Les Maraudeurs sont, comme Mné l'avait dit, dans le bosquet. Ils discutent. De nous ? On va voir ça. Il n'y a aucun mal après tout, l'alliance n'est pas encore signée.

Tiens, mais c'est mon cher Black-Patmol-Apollon-idiot de service qui parle… trois fois plus intéressant.

Je me tapis dans les fourrés, comme si j'étais en chasse. Oh rassurez-vous, je ne suis pas agressive. La seule personne que j'aie jamais attaquée était Black. Aucun mal, donc. Ce n'est que Black.

Enfin, pardon pour cette incartade, mais je me suis encore perdue dans mes pensées. Je disais que je me couche dans l'herbe, à l'image de Maïa et de Let' (bien qu'elle ne soit pas trop discrète, mais bon, c'est un ours). Déméter s'assied sur son arrière-train, dans une pose des plus cocasses pour un équidé. Mnémosyne retourne se percher sur sa branche et fixe Lupin avec une admiration non dissimulée.

Je les vois par un trou dans la haie. Lupin est allongé sur un banc, Potter écrabouille le dossier d'un autre, Pettigrow dort dans l'herbe, et Black…Black est installé sur un rocher d'opérette censé décorer le lieu. La Lune l'éclaire de biais, illuminant ses cheveux à l'image de son nom de reflets argentés.

Je manque de me lécher les babines, ce qui n'aurait pas été discret.
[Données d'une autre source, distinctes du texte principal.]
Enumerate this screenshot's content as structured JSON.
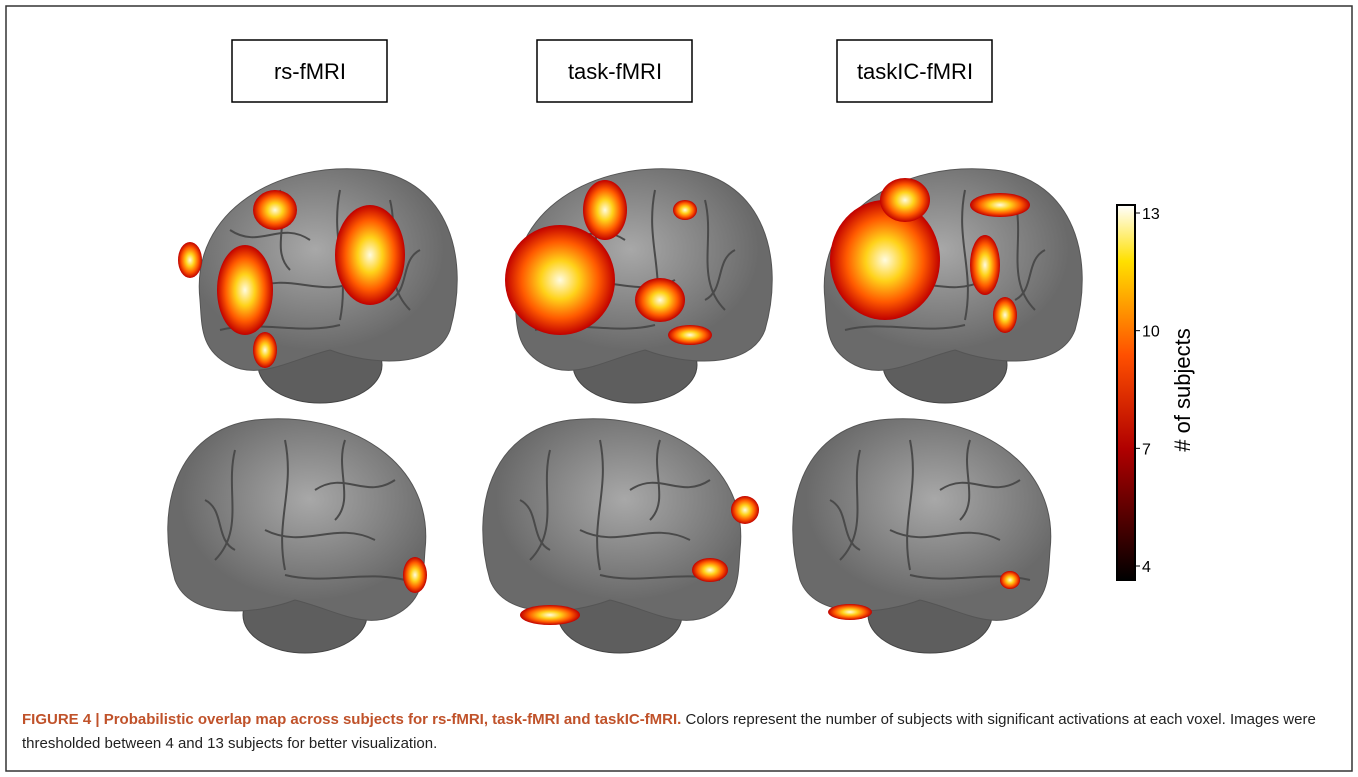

Il est trop beau ! Ce n'est pas humainement possible une telle splendeur, par les prunes dirigeables de Xenophilius Lovegood ! Quelle aristocratie, quelle finesse dans les traits ! Quel charme ! J'adore son nez – parfaitement droit malgré tout ce que je lui ai fait subir – j'adore ses lèvres d'une finesse charmante, j'adore ses yeux – que je ne peux pas voir, et heureusement – d'onyx.
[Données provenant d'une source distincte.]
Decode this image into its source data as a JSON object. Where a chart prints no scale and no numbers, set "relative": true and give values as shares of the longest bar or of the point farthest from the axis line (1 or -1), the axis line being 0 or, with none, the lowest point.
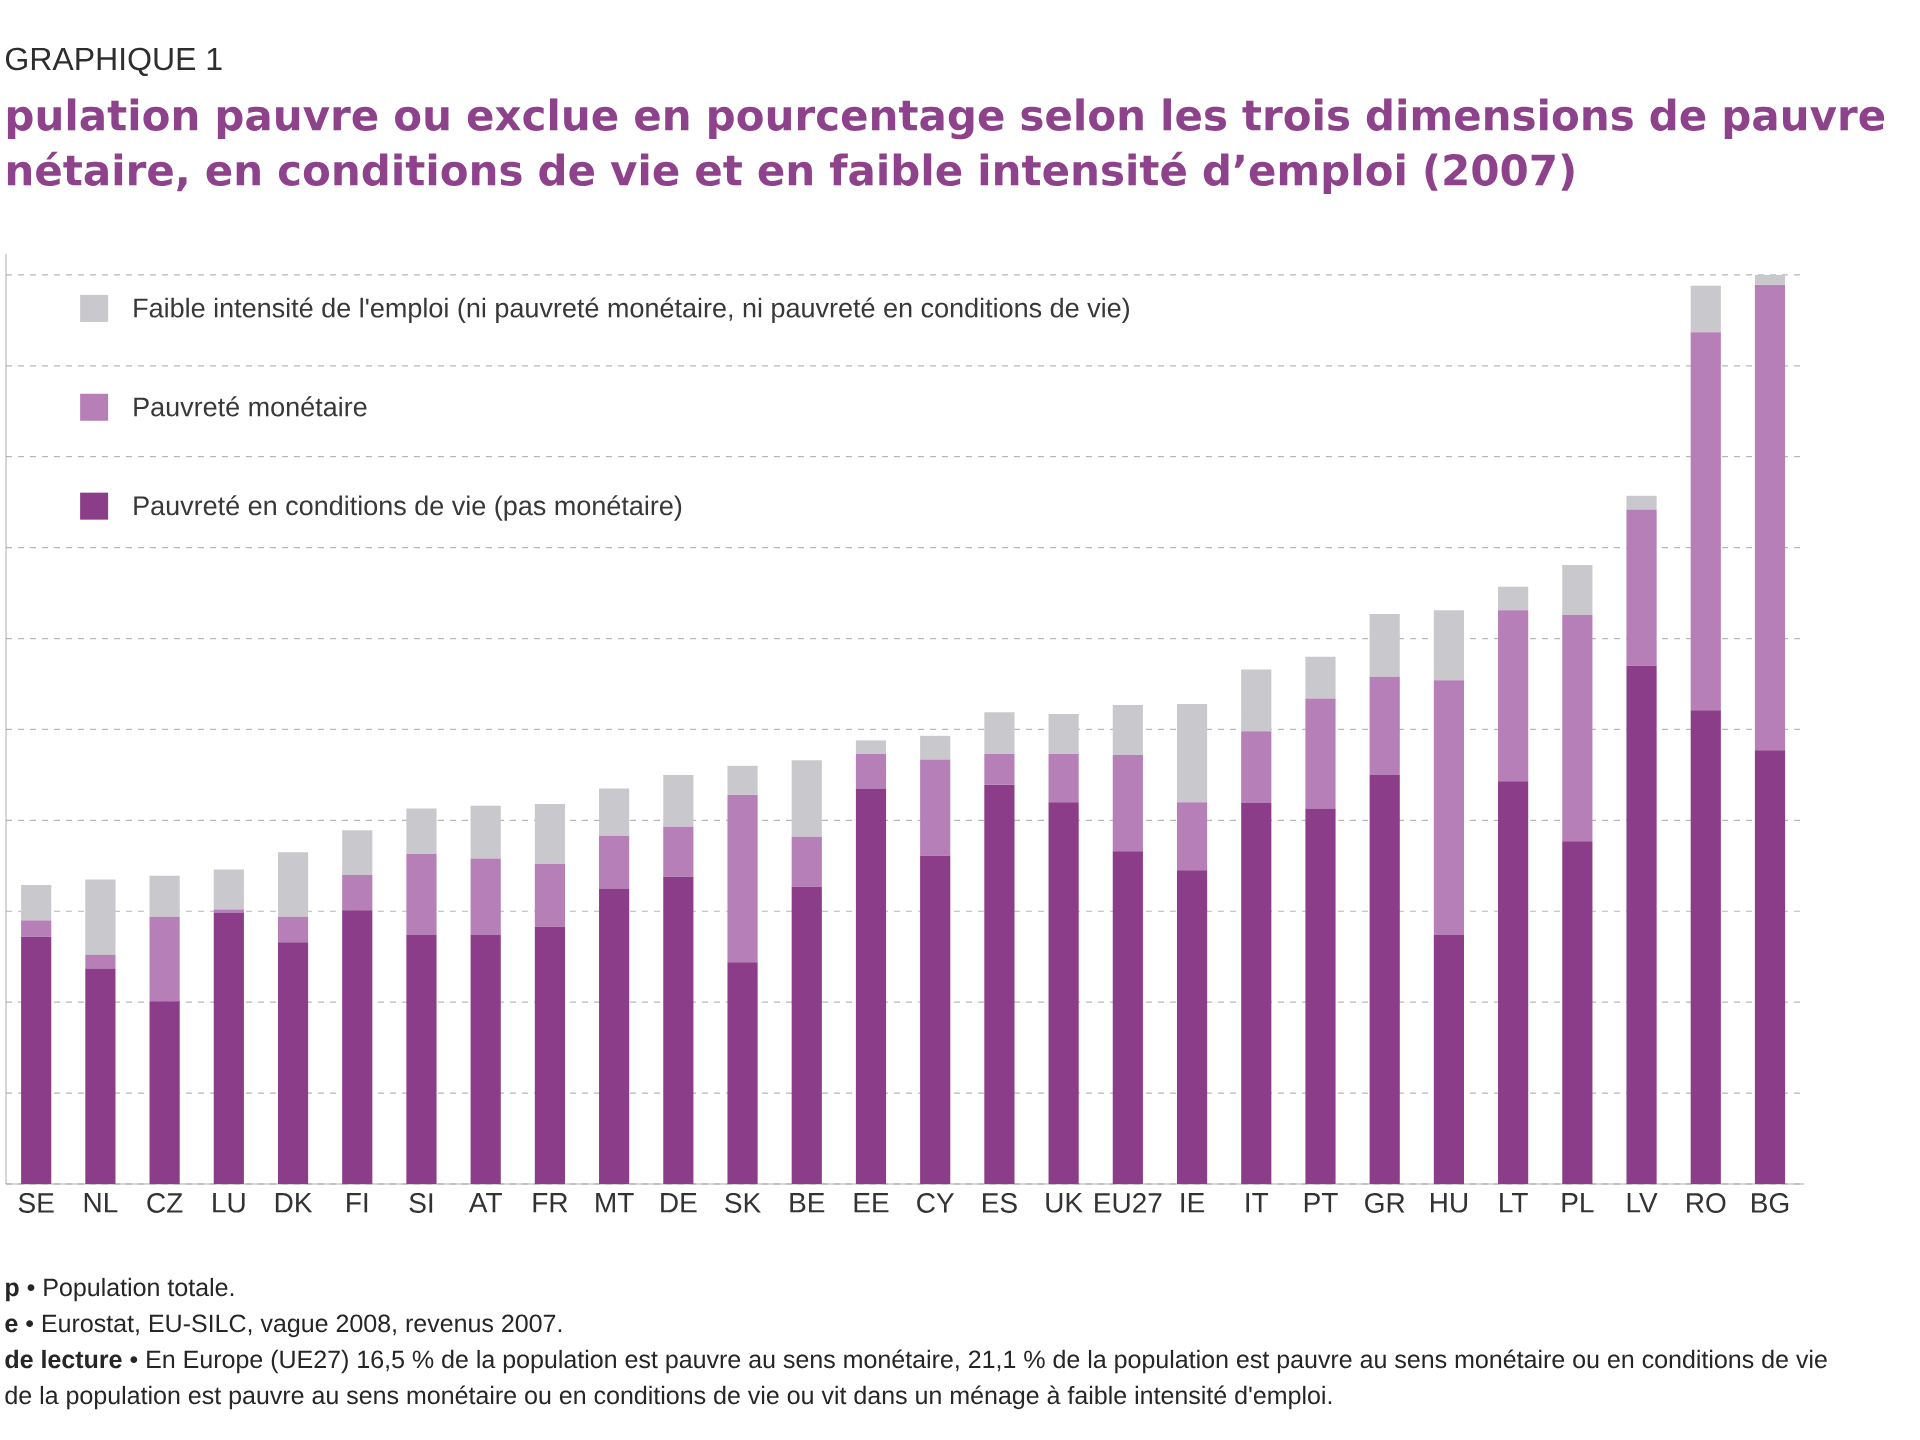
{
  "chart_data": {
    "type": "bar",
    "stacked": true,
    "relative": true,
    "title": "pulation pauvre ou exclue en pourcentage selon les trois dimensions de pauvre nétaire, en conditions de vie et en faible intensité d’emploi (2007)",
    "annotations": [
      "GRAPHIQUE 1",
      "**p** • Population totale.",
      "**e** • Eurostat, EU-SILC, vague 2008, revenus 2007.",
      "**de lecture** • En Europe (UE27) 16,5 % de la population est pauvre au sens monétaire, 21,1 % de la population est pauvre au sens monétaire ou en conditions de vie",
      "de la population est pauvre au sens monétaire ou en conditions de vie ou vit dans un ménage à faible intensité d'emploi."
    ],
    "categories": [
      "SE",
      "NL",
      "CZ",
      "LU",
      "DK",
      "FI",
      "SI",
      "AT",
      "FR",
      "MT",
      "DE",
      "SK",
      "BE",
      "EE",
      "CY",
      "ES",
      "UK",
      "EU27",
      "IE",
      "IT",
      "PT",
      "GR",
      "HU",
      "LT",
      "PL",
      "LV",
      "RO",
      "BG"
    ],
    "series": [
      {
        "name": "Pauvreté en conditions de vie (pas monétaire)",
        "color": "#8c3d8a",
        "values": [
          0.272,
          0.237,
          0.201,
          0.298,
          0.266,
          0.301,
          0.274,
          0.274,
          0.283,
          0.325,
          0.338,
          0.244,
          0.327,
          0.435,
          0.361,
          0.439,
          0.42,
          0.366,
          0.345,
          0.419,
          0.413,
          0.45,
          0.274,
          0.443,
          0.377,
          0.57,
          0.521,
          0.477
        ]
      },
      {
        "name": "Pauvreté monétaire",
        "color": "#b77fb7",
        "values": [
          0.018,
          0.015,
          0.093,
          0.004,
          0.028,
          0.039,
          0.089,
          0.084,
          0.069,
          0.058,
          0.055,
          0.184,
          0.055,
          0.038,
          0.106,
          0.034,
          0.053,
          0.106,
          0.075,
          0.079,
          0.121,
          0.108,
          0.28,
          0.188,
          0.249,
          0.172,
          0.416,
          0.512
        ]
      },
      {
        "name": "Faible intensité de l'emploi (ni pauvreté monétaire, ni pauvreté en conditions de vie)",
        "color": "#c9c9cd",
        "values": [
          0.039,
          0.083,
          0.045,
          0.044,
          0.071,
          0.049,
          0.05,
          0.058,
          0.066,
          0.052,
          0.057,
          0.032,
          0.084,
          0.015,
          0.026,
          0.046,
          0.044,
          0.055,
          0.108,
          0.068,
          0.046,
          0.069,
          0.077,
          0.026,
          0.055,
          0.015,
          0.051,
          0.011
        ]
      }
    ],
    "grid": "y",
    "legend": "top left",
    "tick_labels": "x"
  }
}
Dommage qu'il soit aussi bête.

Chut. Ecoutons.

- Elles vont refuser, prédit Black. Elles vont refuser et on va payer.

T'es dans le panneau mon gars… Mais si tu veux t'en prendre davantage dans la figure, je suis à ton service. Je ne demande que ça.

- Dis plutôt que tu vas t'en prendre encore plein dans la figure, rétorque Lupin qui admire le croissant de Lune (il me semble entendre l'aigle soupirer. Ah non ! Il va vraiment falloir que je la chapitre. Ce n'est plus possible !) Mais tu l'as cherché.
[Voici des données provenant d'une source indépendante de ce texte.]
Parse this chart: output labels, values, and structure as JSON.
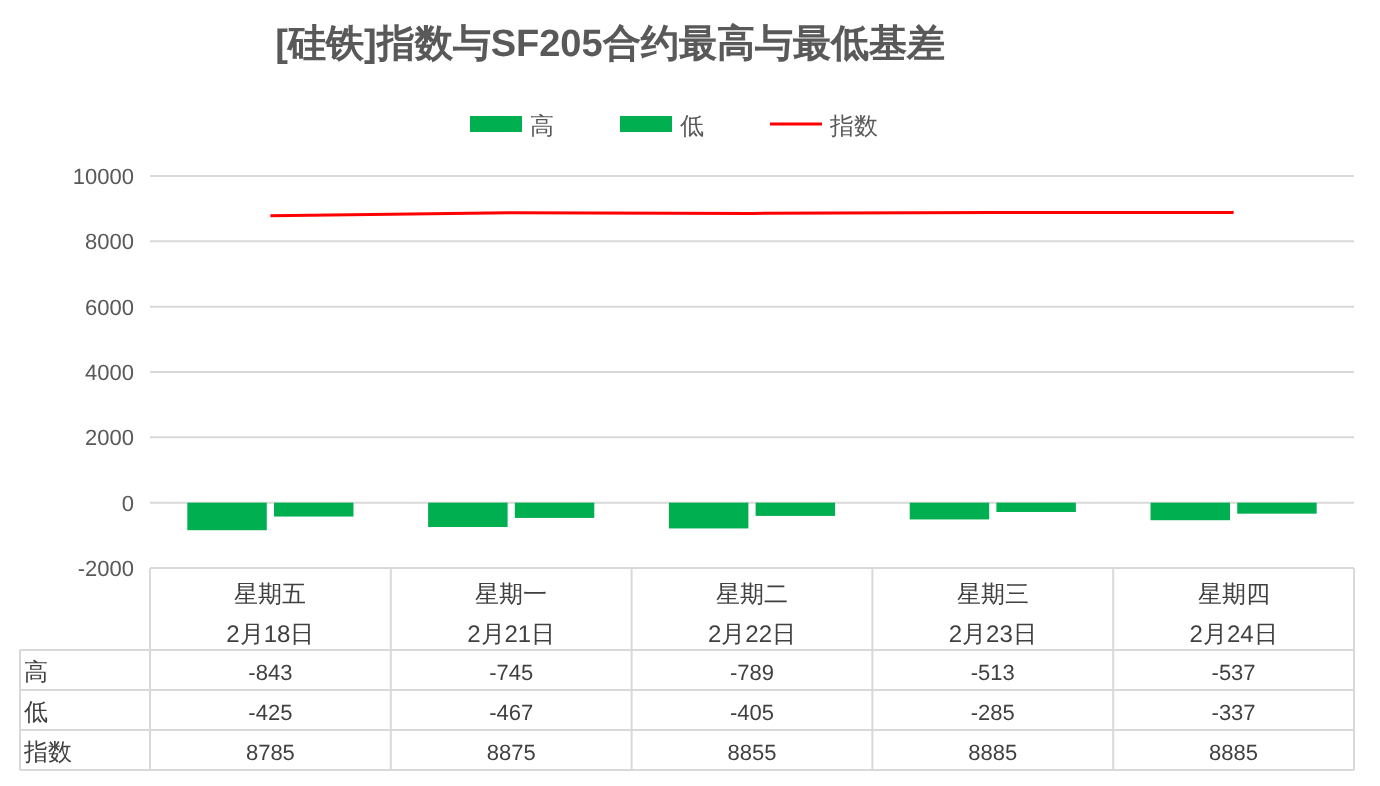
{
  "chart_data": {
    "type": "bar",
    "title": "[硅铁]指数与SF205合约最高与最低基差",
    "categories": [
      "星期五\n2月18日",
      "星期一\n2月21日",
      "星期二\n2月22日",
      "星期三\n2月23日",
      "星期四\n2月24日"
    ],
    "series": [
      {
        "name": "高",
        "color": "#00b050",
        "values": [
          -843,
          -745,
          -789,
          -513,
          -537
        ]
      },
      {
        "name": "低",
        "color": "#00b050",
        "values": [
          -425,
          -467,
          -405,
          -285,
          -337
        ]
      },
      {
        "type": "line",
        "color": "#ff0000",
        "name": "指数",
        "values": [
          8785,
          8875,
          8855,
          8885,
          8885
        ]
      }
    ],
    "ylim": [
      -2000,
      10000
    ],
    "yticks": [
      -2000,
      0,
      2000,
      4000,
      6000,
      8000,
      10000
    ],
    "grid": "y",
    "legend": "top",
    "data_labels": true
  }
}
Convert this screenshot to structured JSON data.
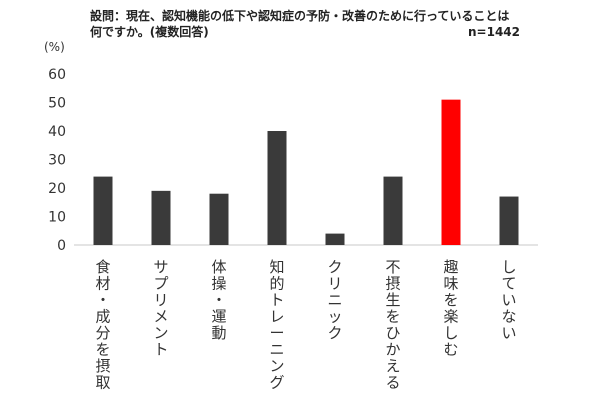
{
  "chart_data": {
    "type": "bar",
    "title": "設問：現在、認知機能の低下や認知症の予防・改善のために行っていることは\n何ですか。(複数回答)",
    "sample_size": "n=1442",
    "ylabel": "(%)",
    "xlabel": "",
    "ylim": [
      0,
      60
    ],
    "yticks": [
      0,
      10,
      20,
      30,
      40,
      50,
      60
    ],
    "grid": false,
    "categories": [
      "食材・成分を摂取",
      "サプリメント",
      "体操・運動",
      "知的トレーニング",
      "クリニック",
      "不摂生をひかえる",
      "趣味を楽しむ",
      "していない"
    ],
    "values": [
      24,
      19,
      18,
      40,
      4,
      24,
      51,
      17
    ],
    "colors": {
      "default": "#3a3a3a",
      "highlight": "#ff0000",
      "axis": "#c8c8c8"
    },
    "highlight_index": 6
  }
}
Pourquoi j'ai l'impression qu'on commence à parler de moi ?

- Elle me provoquait ! Je ne pouvais plus tenir !

- C'est toi qui a commencé, dit alors Pettigrow qui ne dormait pas comme je le croyais. Elle ne t'en voulait pas autant au début.

- Elle te reluquait comme les autres, dit soudain Potter que je pensais pourtant rêver à l'inaccessible Evans.

- Et elle n'a pas cessé, l'interrompt Lupin. Elle a juste changé sa ligne de conduite. C'est quoi son nom, au fait ?

Bravo ! Quelle profondeur ! Quelle mémoire ! Décidément, la crétinerie me paraît être une institution chez eux. Le manque de clairvoyance aussi. Si seulement ils avaient la moindre idée…

- Hum…reprend un Black réfléchissant pour la première fois de sa vie. Je crois que c'est Eurynome. Mais rien n'est sûr avec ces filles. Elles se ressemblent tellement qu'il m'arrive de ne pas savoir laquelle me fait encore un sale coup.

YES !

- C'est la meneuse, non ? reprend Pettigrow (il déploie des efforts d'intelligence celui-là…Surprenant.)

- Ça lui ressemblerait bien, grogne Black-toujours-aussi-beau. Il n'empêche que je vais encore souffrir. Vous ne voulez pas m'aider ?

- Rêve ! rétorquent trois voix unanimes. Tu l'as cherchée.

J'en grogne de bonheur…avant de m'apercevoir que j'ai failli me faire prendre. Ouf, sauvée pour cette fois.

- Je crains, mon cher Patmol, reprend ledit Lunard alias le squelette, que tu n'aies jeté ton dévolu sur la pire. Tu l'as provoquée au début de l'année, elle t'a répondu.

Je n'en entends pas plus, car une idée brillante vient de me traverser l'esprit. A pas de velours, j'entreprends de contourner le bosquet. Hinhin, il va bientôt être temps de nous montrer…et Pettigrow n'a pas tort pour une fois, c'est moi qui vais ouvrir le jeu.

Une fois arrivée à l'arrière, espionnée par une Mnémosyne plus qu'étonnée de mon manège, je recule de quelques pas pour prendre mon élan. Soudain, je commence à courir et exécute un bond des plus gracieux par-dessus la haie.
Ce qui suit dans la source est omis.